De Parcours immobile jusqu'aux Lettres à moi-même, en passant par Ailen ou la nuit du récit, Mille ans, un jour, Le retour d'Abou El Haki, ou encore, Abner Abounour, le récit tient une place particulière dans l'œuvre d'Edmond Amran El Maleh. De ce fait, il est souvent considéré comme romancier. Ceci est vrai si nous ne prenons pas en considération les nombreux textes qu'il a consacrés à différentes formes d'expressions artistiques.
Des toiles, des noms
Force est de constater que le nombre des textes qu'El Maleh a écrit sur la peinture marocaine est considérable. En effet, depuis son premier texte sur Ahmed Cherkaoui en 1976, El Maleh n'a cessé d'accompagner les peintres marocains. Non seulement il a été à l'origine de plusieurs expositions, mais il a également collaboré à la réalisation de bon nombre de catalogues. En rendant visite aux peintres dans leur atelier et en coéditant des ouvrages avec plusieurs d'entre eux, El Maleh a suivi de près, depuis les années 60 jusqu'à sa mort, l'évolution de la peinture marocaine.

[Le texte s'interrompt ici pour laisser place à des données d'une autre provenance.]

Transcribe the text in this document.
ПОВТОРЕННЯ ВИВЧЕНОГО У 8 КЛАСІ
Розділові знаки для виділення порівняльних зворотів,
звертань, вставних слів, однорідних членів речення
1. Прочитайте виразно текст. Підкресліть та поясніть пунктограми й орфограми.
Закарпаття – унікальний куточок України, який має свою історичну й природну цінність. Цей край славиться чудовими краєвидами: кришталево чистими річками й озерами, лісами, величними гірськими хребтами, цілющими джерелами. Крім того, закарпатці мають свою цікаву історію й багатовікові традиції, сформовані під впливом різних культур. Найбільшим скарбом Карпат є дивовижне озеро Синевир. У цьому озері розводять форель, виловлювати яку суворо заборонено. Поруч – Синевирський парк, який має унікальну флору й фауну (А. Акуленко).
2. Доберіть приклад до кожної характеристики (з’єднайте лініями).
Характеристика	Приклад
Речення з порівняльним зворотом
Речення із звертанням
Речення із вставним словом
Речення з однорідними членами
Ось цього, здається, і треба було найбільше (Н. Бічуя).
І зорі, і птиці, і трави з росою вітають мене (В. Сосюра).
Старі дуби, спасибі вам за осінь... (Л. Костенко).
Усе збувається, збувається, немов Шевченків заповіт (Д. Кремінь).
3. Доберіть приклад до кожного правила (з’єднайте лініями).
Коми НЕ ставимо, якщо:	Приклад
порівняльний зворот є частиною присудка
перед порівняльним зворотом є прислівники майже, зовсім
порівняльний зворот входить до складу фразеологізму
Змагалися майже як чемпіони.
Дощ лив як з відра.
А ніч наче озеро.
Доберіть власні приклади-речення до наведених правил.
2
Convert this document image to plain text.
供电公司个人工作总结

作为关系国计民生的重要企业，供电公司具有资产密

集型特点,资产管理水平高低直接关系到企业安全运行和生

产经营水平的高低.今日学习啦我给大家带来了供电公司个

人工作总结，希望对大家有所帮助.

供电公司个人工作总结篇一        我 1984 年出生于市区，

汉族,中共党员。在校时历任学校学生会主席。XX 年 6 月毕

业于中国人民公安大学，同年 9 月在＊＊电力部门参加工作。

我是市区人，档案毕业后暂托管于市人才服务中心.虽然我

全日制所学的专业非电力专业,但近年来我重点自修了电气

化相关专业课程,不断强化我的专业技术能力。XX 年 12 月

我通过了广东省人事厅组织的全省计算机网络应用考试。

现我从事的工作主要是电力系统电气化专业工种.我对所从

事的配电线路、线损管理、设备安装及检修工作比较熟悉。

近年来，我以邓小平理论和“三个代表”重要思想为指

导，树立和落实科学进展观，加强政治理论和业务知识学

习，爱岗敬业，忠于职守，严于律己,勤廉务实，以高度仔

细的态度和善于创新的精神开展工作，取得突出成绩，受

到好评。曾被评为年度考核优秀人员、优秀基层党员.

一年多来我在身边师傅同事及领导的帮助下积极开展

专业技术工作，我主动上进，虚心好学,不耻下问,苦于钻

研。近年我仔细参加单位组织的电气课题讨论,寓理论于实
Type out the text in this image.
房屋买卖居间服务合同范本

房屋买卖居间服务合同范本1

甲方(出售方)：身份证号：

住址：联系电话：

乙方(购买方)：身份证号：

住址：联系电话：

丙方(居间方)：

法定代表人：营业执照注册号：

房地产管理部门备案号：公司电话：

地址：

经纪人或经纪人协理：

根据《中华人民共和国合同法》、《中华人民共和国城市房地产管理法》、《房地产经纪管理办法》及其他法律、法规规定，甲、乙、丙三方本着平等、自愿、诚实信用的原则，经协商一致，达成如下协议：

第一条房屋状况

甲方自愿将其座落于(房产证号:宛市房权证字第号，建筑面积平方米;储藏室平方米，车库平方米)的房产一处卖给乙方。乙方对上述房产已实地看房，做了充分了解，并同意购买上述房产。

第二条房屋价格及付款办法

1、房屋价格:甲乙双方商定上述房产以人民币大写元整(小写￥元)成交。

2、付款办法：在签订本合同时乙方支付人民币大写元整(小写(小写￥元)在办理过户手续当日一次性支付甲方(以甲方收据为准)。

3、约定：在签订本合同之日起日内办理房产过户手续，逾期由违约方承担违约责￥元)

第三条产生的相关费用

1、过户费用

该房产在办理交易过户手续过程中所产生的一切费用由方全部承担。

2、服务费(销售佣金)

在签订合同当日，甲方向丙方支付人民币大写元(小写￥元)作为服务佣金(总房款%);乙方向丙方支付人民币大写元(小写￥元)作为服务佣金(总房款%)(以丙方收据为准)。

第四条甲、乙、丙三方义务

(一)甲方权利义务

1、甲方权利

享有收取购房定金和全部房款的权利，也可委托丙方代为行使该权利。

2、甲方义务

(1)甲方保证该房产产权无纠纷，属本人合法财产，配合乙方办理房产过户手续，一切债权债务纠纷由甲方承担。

Edmond Amran El Maleh affirme : « je pense que la meilleure expression de la culture marocaine contemporaine, c'est la peinture. La peinture marocaine est essentielle. Elle est infiniment plus avancée, plus ouverte et plus en mesure de révéler les virtualités créatrices de la culture marocaine que la production littéraire. C'est la pièce maîtresse de ma façon de voir les choses. Je me demande parfois si je n'ai pas un œil de peintre».
Cette pièce maîtresse dans la culture marocaine, n'est pas une entité vague, indéfini ou encore moins utopique, c'est une constellation d'hommes et de femmes, qui « en prêtant leur corps au monde, changent le monde en peinture».
Bellamine, Ben Ismail, Ben Yahia, Bouadda, Bouragba, Bourkia, Charrat, Cherkaoui, Diouri, , El Ghrib, El Hayani, Habbouli, Hariri, Kacimi, Kantour, Labied, Melehi, Miloud, Mimouni, Mourabiti, Radia, Yamou...
Pour chacune et chacun, la main œuvre quand l'œil est héritière d'une tradition millénaire. Couleurs, formes, poésie, matière, poésie de la matière, enracinés dans le sol nourricier, attachés profondément à la terre première, al-mghrib, peuple artiste, maroquinier, potier, tapissier, céramiste, forgeron, menuisier, joaillier, artiste artisan, artisan artiste.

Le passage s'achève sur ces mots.